Menteri Dalam Negeri Tjahjo Kumolo setelah rapat pansus RUU Pemilu di Kompleks Parlemen, Senayan, Jakarta, 13 Februari 2017. Tempo/Arkhelaus
TEMPO.CO, Jakarta - Menteri Dalam Negeri Tjahjo Kumolo menyebut ada 5 masalah yang membuat pembahasan Rancangan Undang-undang Penyelenggaraan Pemilu molor dari target. Salah satu masalah itu adalah perihal Presidential Threshold atau ambang batas pemilihan presiden.
"Kebanyakan masih minta 0 persen. Kalau 0 persen, partainya (pemilik) MNC (Perindo) pun bisa langsung ikut pemilu dan ngusung capres," ujar Tjahjo sambil tersenyum di depan Istana Kepresidenan, Selasa, 2 Mei 2017.
Sejauh ini, kata Tjahjo, pemerintah ingin Presidetial Threshold bertahan di angka sebelumnya. Adapun besarannya adalah 20 persen dari jumlah kursi DPR atau 25 persen dari total suara sah nasional.
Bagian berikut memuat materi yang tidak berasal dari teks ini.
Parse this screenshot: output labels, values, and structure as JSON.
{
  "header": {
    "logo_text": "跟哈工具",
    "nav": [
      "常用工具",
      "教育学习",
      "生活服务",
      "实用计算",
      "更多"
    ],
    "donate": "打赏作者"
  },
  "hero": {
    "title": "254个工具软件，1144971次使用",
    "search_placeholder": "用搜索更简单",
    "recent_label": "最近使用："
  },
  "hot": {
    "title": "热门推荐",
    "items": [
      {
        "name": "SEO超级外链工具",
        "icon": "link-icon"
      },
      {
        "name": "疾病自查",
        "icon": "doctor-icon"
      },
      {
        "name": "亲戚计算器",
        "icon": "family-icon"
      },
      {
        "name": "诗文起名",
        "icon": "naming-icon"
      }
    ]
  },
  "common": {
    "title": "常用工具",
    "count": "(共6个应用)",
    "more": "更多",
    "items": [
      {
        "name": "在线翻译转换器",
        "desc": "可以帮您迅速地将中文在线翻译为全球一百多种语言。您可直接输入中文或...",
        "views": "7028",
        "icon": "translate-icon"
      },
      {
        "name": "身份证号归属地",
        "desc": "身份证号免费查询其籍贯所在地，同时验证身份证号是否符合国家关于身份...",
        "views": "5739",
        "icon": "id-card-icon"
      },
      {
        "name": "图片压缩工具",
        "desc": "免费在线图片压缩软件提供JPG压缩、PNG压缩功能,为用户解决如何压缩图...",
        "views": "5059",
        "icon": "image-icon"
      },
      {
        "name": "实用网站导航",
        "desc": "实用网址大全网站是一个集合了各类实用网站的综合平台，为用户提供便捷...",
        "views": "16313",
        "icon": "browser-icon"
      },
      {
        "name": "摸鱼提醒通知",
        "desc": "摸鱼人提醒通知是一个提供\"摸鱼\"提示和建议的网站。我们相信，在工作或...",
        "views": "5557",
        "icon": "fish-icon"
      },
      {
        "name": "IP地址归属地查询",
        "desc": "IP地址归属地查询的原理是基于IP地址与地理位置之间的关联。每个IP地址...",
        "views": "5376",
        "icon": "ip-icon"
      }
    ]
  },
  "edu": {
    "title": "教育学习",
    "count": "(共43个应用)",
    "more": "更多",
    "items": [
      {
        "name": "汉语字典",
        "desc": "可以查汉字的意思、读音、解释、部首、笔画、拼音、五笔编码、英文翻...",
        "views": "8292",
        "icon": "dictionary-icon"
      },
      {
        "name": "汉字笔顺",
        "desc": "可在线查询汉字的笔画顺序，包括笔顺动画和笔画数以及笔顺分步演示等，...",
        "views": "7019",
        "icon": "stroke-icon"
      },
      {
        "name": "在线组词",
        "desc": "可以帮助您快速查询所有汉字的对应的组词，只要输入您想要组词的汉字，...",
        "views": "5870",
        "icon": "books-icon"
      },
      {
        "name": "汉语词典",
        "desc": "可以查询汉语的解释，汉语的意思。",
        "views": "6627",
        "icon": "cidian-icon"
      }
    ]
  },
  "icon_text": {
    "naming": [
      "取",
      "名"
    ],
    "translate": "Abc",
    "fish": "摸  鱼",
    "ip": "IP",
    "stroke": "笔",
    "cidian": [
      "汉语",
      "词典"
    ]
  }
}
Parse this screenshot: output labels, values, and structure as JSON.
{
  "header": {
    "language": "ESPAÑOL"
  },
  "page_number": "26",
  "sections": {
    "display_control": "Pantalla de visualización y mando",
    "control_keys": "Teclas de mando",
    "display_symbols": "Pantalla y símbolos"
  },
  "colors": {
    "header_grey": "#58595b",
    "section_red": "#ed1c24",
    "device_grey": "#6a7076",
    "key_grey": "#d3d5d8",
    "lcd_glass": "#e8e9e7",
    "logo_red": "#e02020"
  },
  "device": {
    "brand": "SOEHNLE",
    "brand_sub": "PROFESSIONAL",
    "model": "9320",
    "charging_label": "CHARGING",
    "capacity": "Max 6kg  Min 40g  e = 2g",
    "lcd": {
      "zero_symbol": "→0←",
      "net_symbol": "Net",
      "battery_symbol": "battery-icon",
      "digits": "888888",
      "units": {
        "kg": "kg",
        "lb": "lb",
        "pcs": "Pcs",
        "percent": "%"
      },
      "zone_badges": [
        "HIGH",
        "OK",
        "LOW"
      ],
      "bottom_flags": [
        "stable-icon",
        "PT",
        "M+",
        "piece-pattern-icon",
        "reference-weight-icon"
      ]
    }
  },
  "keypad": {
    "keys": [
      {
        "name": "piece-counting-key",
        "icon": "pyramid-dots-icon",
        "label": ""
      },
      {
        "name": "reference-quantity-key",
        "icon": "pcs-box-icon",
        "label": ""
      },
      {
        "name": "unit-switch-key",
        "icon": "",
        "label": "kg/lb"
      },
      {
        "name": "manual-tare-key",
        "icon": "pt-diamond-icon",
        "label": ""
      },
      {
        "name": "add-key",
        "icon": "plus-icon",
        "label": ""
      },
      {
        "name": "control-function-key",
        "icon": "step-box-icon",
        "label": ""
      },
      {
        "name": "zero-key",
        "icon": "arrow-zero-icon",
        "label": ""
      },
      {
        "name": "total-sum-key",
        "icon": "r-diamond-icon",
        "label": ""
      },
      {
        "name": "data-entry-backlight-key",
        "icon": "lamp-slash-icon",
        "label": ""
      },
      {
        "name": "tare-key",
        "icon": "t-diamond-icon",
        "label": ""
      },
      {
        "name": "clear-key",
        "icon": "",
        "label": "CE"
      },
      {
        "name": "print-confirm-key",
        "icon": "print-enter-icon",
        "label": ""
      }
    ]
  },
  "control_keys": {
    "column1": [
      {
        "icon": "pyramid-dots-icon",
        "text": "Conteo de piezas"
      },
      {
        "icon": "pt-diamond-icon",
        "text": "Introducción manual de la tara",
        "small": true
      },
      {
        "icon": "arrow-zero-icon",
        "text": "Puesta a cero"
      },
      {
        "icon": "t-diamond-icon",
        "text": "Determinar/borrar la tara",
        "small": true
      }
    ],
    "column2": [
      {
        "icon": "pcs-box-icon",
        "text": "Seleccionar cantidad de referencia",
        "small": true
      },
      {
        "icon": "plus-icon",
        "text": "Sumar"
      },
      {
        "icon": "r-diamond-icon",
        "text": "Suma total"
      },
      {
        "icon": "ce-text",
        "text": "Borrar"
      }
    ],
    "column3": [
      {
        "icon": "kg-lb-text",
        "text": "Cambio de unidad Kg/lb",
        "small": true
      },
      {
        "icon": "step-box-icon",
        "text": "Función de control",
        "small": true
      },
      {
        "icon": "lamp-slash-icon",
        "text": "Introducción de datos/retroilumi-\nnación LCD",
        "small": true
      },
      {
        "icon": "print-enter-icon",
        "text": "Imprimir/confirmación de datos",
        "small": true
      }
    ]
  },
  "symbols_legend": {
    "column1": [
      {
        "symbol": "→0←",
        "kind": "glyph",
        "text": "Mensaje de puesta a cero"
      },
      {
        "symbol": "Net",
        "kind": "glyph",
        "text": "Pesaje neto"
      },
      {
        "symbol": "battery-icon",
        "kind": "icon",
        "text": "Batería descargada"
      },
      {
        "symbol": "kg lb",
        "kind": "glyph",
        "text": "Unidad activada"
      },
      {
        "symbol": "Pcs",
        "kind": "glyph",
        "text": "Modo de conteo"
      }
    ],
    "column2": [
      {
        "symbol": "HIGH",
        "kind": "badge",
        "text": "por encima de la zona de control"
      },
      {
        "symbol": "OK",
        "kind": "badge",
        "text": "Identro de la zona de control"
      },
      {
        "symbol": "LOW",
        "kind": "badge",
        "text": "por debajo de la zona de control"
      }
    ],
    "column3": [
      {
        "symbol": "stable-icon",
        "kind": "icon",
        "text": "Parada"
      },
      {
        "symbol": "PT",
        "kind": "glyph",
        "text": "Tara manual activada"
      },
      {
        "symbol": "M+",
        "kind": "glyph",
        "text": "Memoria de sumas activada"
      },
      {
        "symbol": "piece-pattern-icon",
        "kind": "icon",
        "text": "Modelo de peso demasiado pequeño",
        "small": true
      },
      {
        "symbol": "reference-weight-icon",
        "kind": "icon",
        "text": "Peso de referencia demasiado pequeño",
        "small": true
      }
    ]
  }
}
Masalah kedua adalah penambahan jumlah kursi DPR. Menurut Menteri Tjahjo, masih ada tarik menarik dalam besaran angka yang pas. Pemerintah hanya menghendaki penambahan lima kursi sementara DPR meminta 19 kursi di DPR.
Rencana penambahan 19 kursi di DPR (dari 560 menjadi 579) itu selama ini kerap dikritik banyak kalangan. Sebabnya, dianggap berpotensi membebani anggaran negara. "Masalah ketiga adalah soal DPRD. Mereka meminta penambahan satu kursi dari empat kursi menjadi lima kursi per provinsi. Itu belum putus juga," ujar Tjahjo.
Adapun masalah keempat dalam RUU Pemilu adalah belum adanya kesepakatan perihal biaya saksi yang akan dibebankan ke Anggaran Pendapatan dan Belanja Negara (APBN). Kalau Pemilihan Legislatif dan Pemilihan Presiden berjalan serentak, satu putaran pemilu bisa membebani APBN hingga Rp 15 triliun.
"Kalau dua putaran, bisa Rp30 triliun. Itu gak hanya Menteri Keuangan (Sri Mulyani) yang bakal marah, rakyat juga marah," ujar Tjahjo. Nah, untuk masalah kelima, Tjahjo mengatakan hal itu masih berkaitan dengan sistem proprosional terbuka, tertutup, ataupun semi terbuka-tertutup.
Meski masalah yang dihadapi masih banyak, Tjahjo tetap optimistis pembahasan RUU Penyelenggaraan Pemilu bisa selesai sesegera mungkin. Lima masalah yang belum usai itupun, kata ia, diprediksi bakal selesai di Paripurna dengan voting.
"Syukur kalau di Panja (Panitia Kerja RUU Pemilu) selesai. Kalau nggak, ya bawa ke Paripurna untuk voting. Paripurna pertengahan Mei bisa selesai," ujarnya mengakhiri.